Из личного архива Владимира Скосырева
— Вы сразу после окончания МГИМО пришли в журналистику?
— Нет. Сначала, по окончании института летом 1958 года, меня распределили в Институт китаеведения Академии наук. Дело в том, что мы, китаеведы, оказались ненужными нашему государству. В 1952 году я поступал в Московский институт востоковедения, там проучился два года, после чего наше государство «разумно» его закрыло вместе со всеми его уникальными книгами, которые потом неизвестно куда делись.
— Согласно легенде, какой-то высокопоставленный китайский деятель, чуть ли не сам Мао Цзэдун, сказал кому-то из наших вождей (прочитал об этом в интервью нашего коллеги-китаиста Александра Ларина): «Зачем вам китаеведение?! Мы вам сами всё, что нужно, расскажем, мы же братья!»
— Хоть и смешно, но, возможно, так оно и было. Так вот небольшую часть из наших студентов, тех, кто показал хорошие результаты на экзаменах, в том числе меня, перевели в МГИМО. Большинство же пошли учиться в самые разные вузы, причем основная масса — в геологоразведочный институт.

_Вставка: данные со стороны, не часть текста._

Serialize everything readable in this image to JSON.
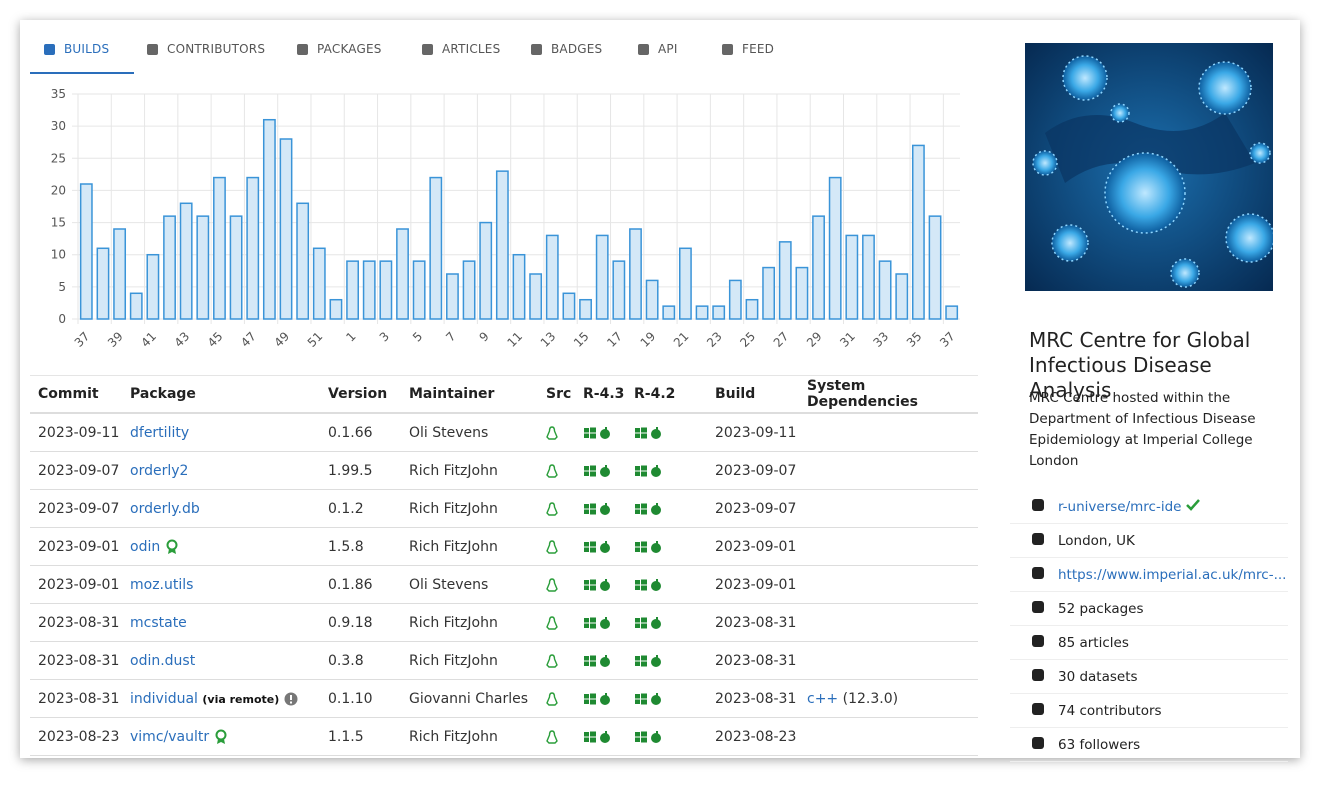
{
  "tabs": [
    "BUILDS",
    "CONTRIBUTORS",
    "PACKAGES",
    "ARTICLES",
    "BADGES",
    "API",
    "FEED"
  ],
  "chart_data": {
    "type": "bar",
    "categories": [
      "37",
      null,
      "39",
      null,
      "41",
      null,
      "43",
      null,
      "45",
      null,
      "47",
      null,
      "49",
      null,
      "51",
      null,
      "1",
      null,
      "3",
      null,
      "5",
      null,
      "7",
      null,
      "9",
      null,
      "11",
      null,
      "13",
      null,
      "15",
      null,
      "17",
      null,
      "19",
      null,
      "21",
      null,
      "23",
      null,
      "25",
      null,
      "27",
      null,
      "29",
      null,
      "31",
      null,
      "33",
      null,
      "35",
      null,
      "37"
    ],
    "values": [
      21,
      11,
      14,
      4,
      10,
      16,
      18,
      16,
      22,
      16,
      22,
      31,
      28,
      18,
      11,
      3,
      9,
      9,
      9,
      14,
      9,
      22,
      7,
      9,
      15,
      23,
      10,
      7,
      13,
      4,
      3,
      13,
      9,
      14,
      6,
      2,
      11,
      2,
      2,
      6,
      3,
      8,
      12,
      8,
      16,
      22,
      13,
      13,
      9,
      7,
      27,
      16,
      2
    ],
    "color": "#d4e8f7",
    "border_color": "#3a94d8",
    "ylim": [
      0,
      35
    ],
    "yticks": [
      0,
      5,
      10,
      15,
      20,
      25,
      30,
      35
    ],
    "grid": true
  },
  "table": {
    "headers": [
      "Commit",
      "Package",
      "Version",
      "Maintainer",
      "Src",
      "R-4.3",
      "R-4.2",
      "Build",
      "System Dependencies"
    ],
    "rows": [
      {
        "commit": "2023-09-11",
        "package": "dfertility",
        "version": "0.1.66",
        "maintainer": "Oli Stevens",
        "build": "2023-09-11"
      },
      {
        "commit": "2023-09-07",
        "package": "orderly2",
        "version": "1.99.5",
        "maintainer": "Rich FitzJohn",
        "build": "2023-09-07"
      },
      {
        "commit": "2023-09-07",
        "package": "orderly.db",
        "version": "0.1.2",
        "maintainer": "Rich FitzJohn",
        "build": "2023-09-07"
      },
      {
        "commit": "2023-09-01",
        "package": "odin",
        "badge": true,
        "version": "1.5.8",
        "maintainer": "Rich FitzJohn",
        "build": "2023-09-01"
      },
      {
        "commit": "2023-09-01",
        "package": "moz.utils",
        "version": "0.1.86",
        "maintainer": "Oli Stevens",
        "build": "2023-09-01"
      },
      {
        "commit": "2023-08-31",
        "package": "mcstate",
        "version": "0.9.18",
        "maintainer": "Rich FitzJohn",
        "build": "2023-08-31"
      },
      {
        "commit": "2023-08-31",
        "package": "odin.dust",
        "version": "0.3.8",
        "maintainer": "Rich FitzJohn",
        "build": "2023-08-31"
      },
      {
        "commit": "2023-08-31",
        "package": "individual",
        "note": "(via remote)",
        "version": "0.1.10",
        "maintainer": "Giovanni Charles",
        "build": "2023-08-31",
        "sysdeps": {
          "name": "c++",
          "version": "(12.3.0)"
        }
      },
      {
        "commit": "2023-08-23",
        "package": "vimc/vaultr",
        "badge": true,
        "version": "1.1.5",
        "maintainer": "Rich FitzJohn",
        "build": "2023-08-23"
      }
    ]
  },
  "sidebar": {
    "title": "MRC Centre for Global Infectious Disease Analysis",
    "description": "MRC Centre hosted within the Department of Infectious Disease Epidemiology at Imperial College London",
    "items": [
      "r-universe/mrc-ide",
      "London, UK",
      "https://www.imperial.ac.uk/mrc-...",
      "52 packages",
      "85 articles",
      "30 datasets",
      "74 contributors",
      "63 followers"
    ]
  }
}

Так что МГИМО не был моим личным выбором, да и анкета у меня была для этого заведения «неподходящая».
— То есть?
— Моего отца расстреляли в 1938 году. Так что в МГИМО я изначально и не пытался поступать.
— Отца на момент поступления уже реабилитировали?
— Нет, я ведь в институт поступил, когда его Величество еще жив был.
— А Вы знали о самом факте расстрела отца, за что его к высшей мере приговорили?
— При жизни Сталина не знал. Мама на мои вопросы всегда отвечала: «Не знаю, где отец…». Так что я ничего точно о судьбе отца не знал. Тогдашний ректор Московского института востоковедения подробно меня расспрашивал, интересовался, был ли отец арестован. Я отвечал, что нет, не был, а была проверка его как члена партии, а больше ничего не знаю.
— То есть, как бы получилось, что по какому-то недосмотру Вас туда приняли. А Вы помните отца?
— Помню только один эпизод. Мне было тогда года три с половинной, у нас тогда была в Москве очень хорошая квартира, которую мой дед по материнской линии получил, помню, когда вошел в общую комнату, увидел сидящего на стуле отца — он плакал.
— То есть он чувствовал, что тучи над ним надвигаются?
— Определенно. Н я тогда, конечно, ничего толком не понимал. Потом лишь узнал, что отец писал петиции в защиту своих братьев, которых к тому времени арестовали, ну, и, видимо, оттуда клубок и размотался…
— А кем он работал?
— На момент ареста водителем в автотранспортном предприятии Народного комиссариата земледелия (Наркомзема). До этого, когда познакомился с мое мамой, он работал в аппарате самого Наркомзема, откуда, как я понимаю, ему пришлось уйти из-за ареста братьев. А вообще, как мне потом рассказывали, отец был творческим человеком, писал стихи. Кстати, я единственный ребенок в семье.